Prosecutors’ novel use of the law mirrors how District Attorney Fani Willis in Fulton County, Georgia, has used the RICO Act, which was signed by President Nixon to go after the Mafia, to prosecute Atlanta teachers, rappers, and, most recently, President Trump and his aides for “conspiring.”

In the case of Mr. Trump, the Manhattan district attorney, Alvin Bragg, has used election law to prosecute the former president regarding his alleged affair with an adult film star, Stormy Daniels. The writer E. Jean Carroll recently took advantage of New York’s new Adult Survivors Act, which allows a one-year amnesty for victims of sex assault to sue their attackers long after the statute of limitations has passed, to sue Mr. Trump for an assault she claims took place in the 1990s.

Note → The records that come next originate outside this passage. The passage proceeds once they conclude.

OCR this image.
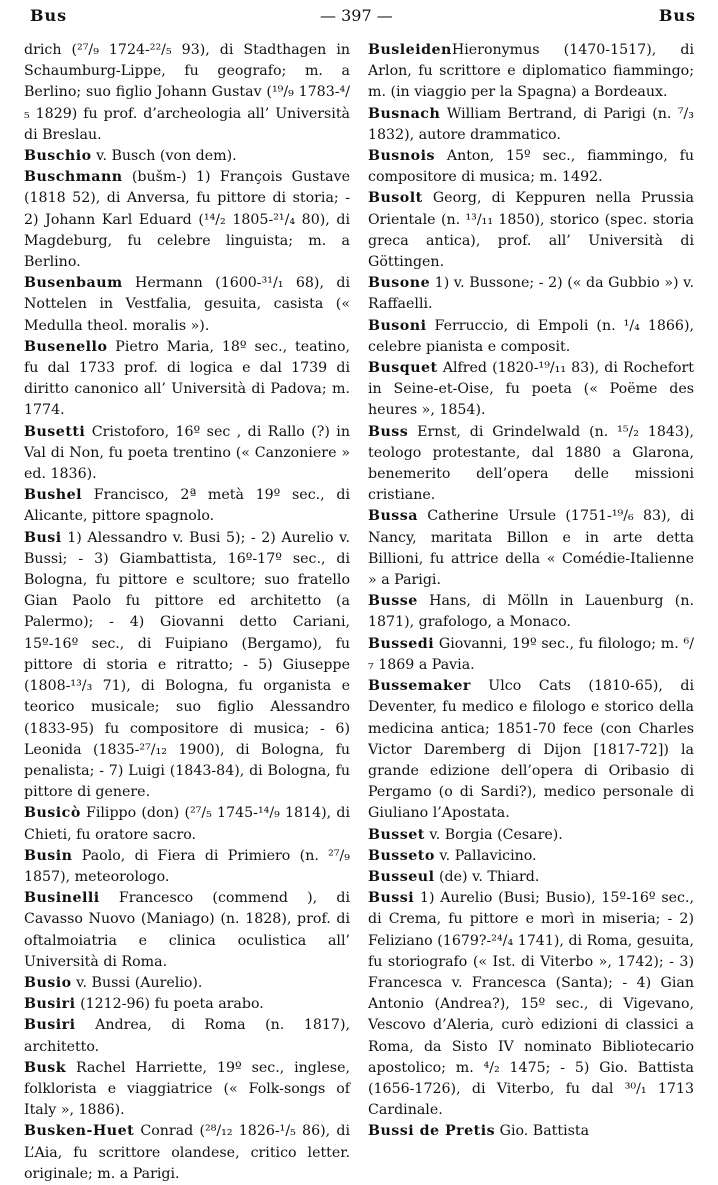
Bus	— 397 —	Bus

drich (²⁷/₉ 1724-²²/₅ 93), di Stadthagen in Schaumburg-Lippe, fu geografo; m. a Berlino; suo figlio Johann Gustav (¹⁹/₉ 1783-⁴/₅ 1829) fu prof. d’archeologia all’ Università di Breslau.

Buschio v. Busch (von dem).

Buschmann (bušm-) 1) François Gustave (1818 52), di Anversa, fu pittore di storia; - 2) Johann Karl Eduard (¹⁴/₂ 1805-²¹/₄ 80), di Magdeburg, fu celebre linguista; m. a Berlino.

Busenbaum Hermann (1600-³¹/₁ 68), di Nottelen in Vestfalia, gesuita, casista (« Medulla theol. moralis »).

Busenello Pietro Maria, 18º sec., teatino, fu dal 1733 prof. di logica e dal 1739 di diritto canonico all’ Università di Padova; m. 1774.

Busetti Cristoforo, 16º sec , di Rallo (?) in Val di Non, fu poeta trentino (« Canzoniere » ed. 1836).

Bushel Francisco, 2ª metà 19º sec., di Alicante, pittore spagnolo.

Busi 1) Alessandro v. Busi 5); - 2) Aurelio v. Bussi; - 3) Giambattista, 16º-17º sec., di Bologna, fu pittore e scultore; suo fratello Gian Paolo fu pittore ed architetto (a Palermo); - 4) Giovanni detto Cariani, 15º-16º sec., di Fuipiano (Bergamo), fu pittore di storia e ritratto; - 5) Giuseppe (1808-¹³/₃ 71), di Bologna, fu organista e teorico musicale; suo figlio Alessandro (1833-95) fu compositore di musica; - 6) Leonida (1835-²⁷/₁₂ 1900), di Bologna, fu penalista; - 7) Luigi (1843-84), di Bologna, fu pittore di genere.

Busicò Filippo (don) (²⁷/₅ 1745-¹⁴/₉ 1814), di Chieti, fu oratore sacro.

Busin Paolo, di Fiera di Primiero (n. ²⁷/₉ 1857), meteorologo.

Businelli Francesco (commend ), di Cavasso Nuovo (Maniago) (n. 1828), prof. di oftalmoiatria e clinica oculistica all’ Università di Roma.

Busio v. Bussi (Aurelio).

Busiri (1212-96) fu poeta arabo.

Busiri Andrea, di Roma (n. 1817), architetto.

Busk Rachel Harriette, 19º sec., inglese, folklorista e viaggiatrice (« Folk-songs of Italy », 1886).

Busken-Huet Conrad (²⁸/₁₂ 1826-¹/₅ 86), di L’Aia, fu scrittore olandese, critico letter. originale; m. a Parigi.

BusleidenHieronymus (1470-1517), di Arlon, fu scrittore e diplomatico fiammingo; m. (in viaggio per la Spagna) a Bordeaux.

Busnach William Bertrand, di Parigi (n. ⁷/₃ 1832), autore drammatico.

Busnois Anton, 15º sec., fiammingo, fu compositore di musica; m. 1492.

Busolt Georg, di Keppuren nella Prussia Orientale (n. ¹³/₁₁ 1850), storico (spec. storia greca antica), prof. all’ Università di Göttingen.

Busone 1) v. Bussone; - 2) (« da Gubbio ») v. Raffaelli.

Busoni Ferruccio, di Empoli (n. ¹/₄ 1866), celebre pianista e composit.

Busquet Alfred (1820-¹⁹/₁₁ 83), di Rochefort in Seine-et-Oise, fu poeta (« Poëme des heures », 1854).

Buss Ernst, di Grindelwald (n. ¹⁵/₂ 1843), teologo protestante, dal 1880 a Glarona, benemerito dell’opera delle missioni cristiane.

Bussa Catherine Ursule (1751-¹⁹/₆ 83), di Nancy, maritata Billon e in arte detta Billioni, fu attrice della « Comédie-Italienne » a Parigi.

Busse Hans, di Mölln in Lauenburg (n. 1871), grafologo, a Monaco.

Bussedi Giovanni, 19º sec., fu filologo; m. ⁶/₇ 1869 a Pavia.

Bussemaker Ulco Cats (1810-65), di Deventer, fu medico e filologo e storico della medicina antica; 1851-70 fece (con Charles Victor Daremberg di Dijon [1817-72]) la grande edizione dell’opera di Oribasio di Pergamo (o di Sardi?), medico personale di Giuliano l’Apostata.

Busset v. Borgia (Cesare).

Busseto v. Pallavicino.

Busseul (de) v. Thiard.

Bussi 1) Aurelio (Busi; Busio), 15º-16º sec., di Crema, fu pittore e morì in miseria; - 2) Feliziano (1679?-²⁴/₄ 1741), di Roma, gesuita, fu storiografo (« Ist. di Viterbo », 1742); - 3) Francesca v. Francesca (Santa); - 4) Gian Antonio (Andrea?), 15º sec., di Vigevano, Vescovo d’Aleria, curò edizioni di classici a Roma, da Sisto IV nominato Bibliotecario apostolico; m. ⁴/₂ 1475; - 5) Gio. Battista (1656-1726), di Viterbo, fu dal ³⁰/₁ 1713 Cardinale.

Bussi de Pretis Gio. Battista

A spokesman for Ms. Greene did not immediately respond to a request for comment. Her accusation that Mr. Biden violated the Mann Act first came during a high-profile hearing before the Oversight Committee that included testimony from two Internal Revenue Service whistleblowers who claimed that the first son received “preferential treatment” from the DOJ during a yearslong criminal investigation. 

During that hearing, Ms. Greene held up large photographs on posterboard taken from Mr. Biden’s laptop, which included obscene images of the first son and women who Ms. Greene said were prostitutes. Ms. Greene also showed evidence that Mr. Biden paid for a cross-country flight for a woman with whom he was having an affair, but there is no evidence that she herself was a sex worker.  

In an aggressive public relations turn, Mr. Biden’s legal team later filed an ethics complaint against Ms. Greene for displaying the lewd photos, saying she “has lowered herself, and by extension the entire House of Representatives, to a new level of abhorrent behavior that blatantly violates House Ethics rules and standards of official conduct.”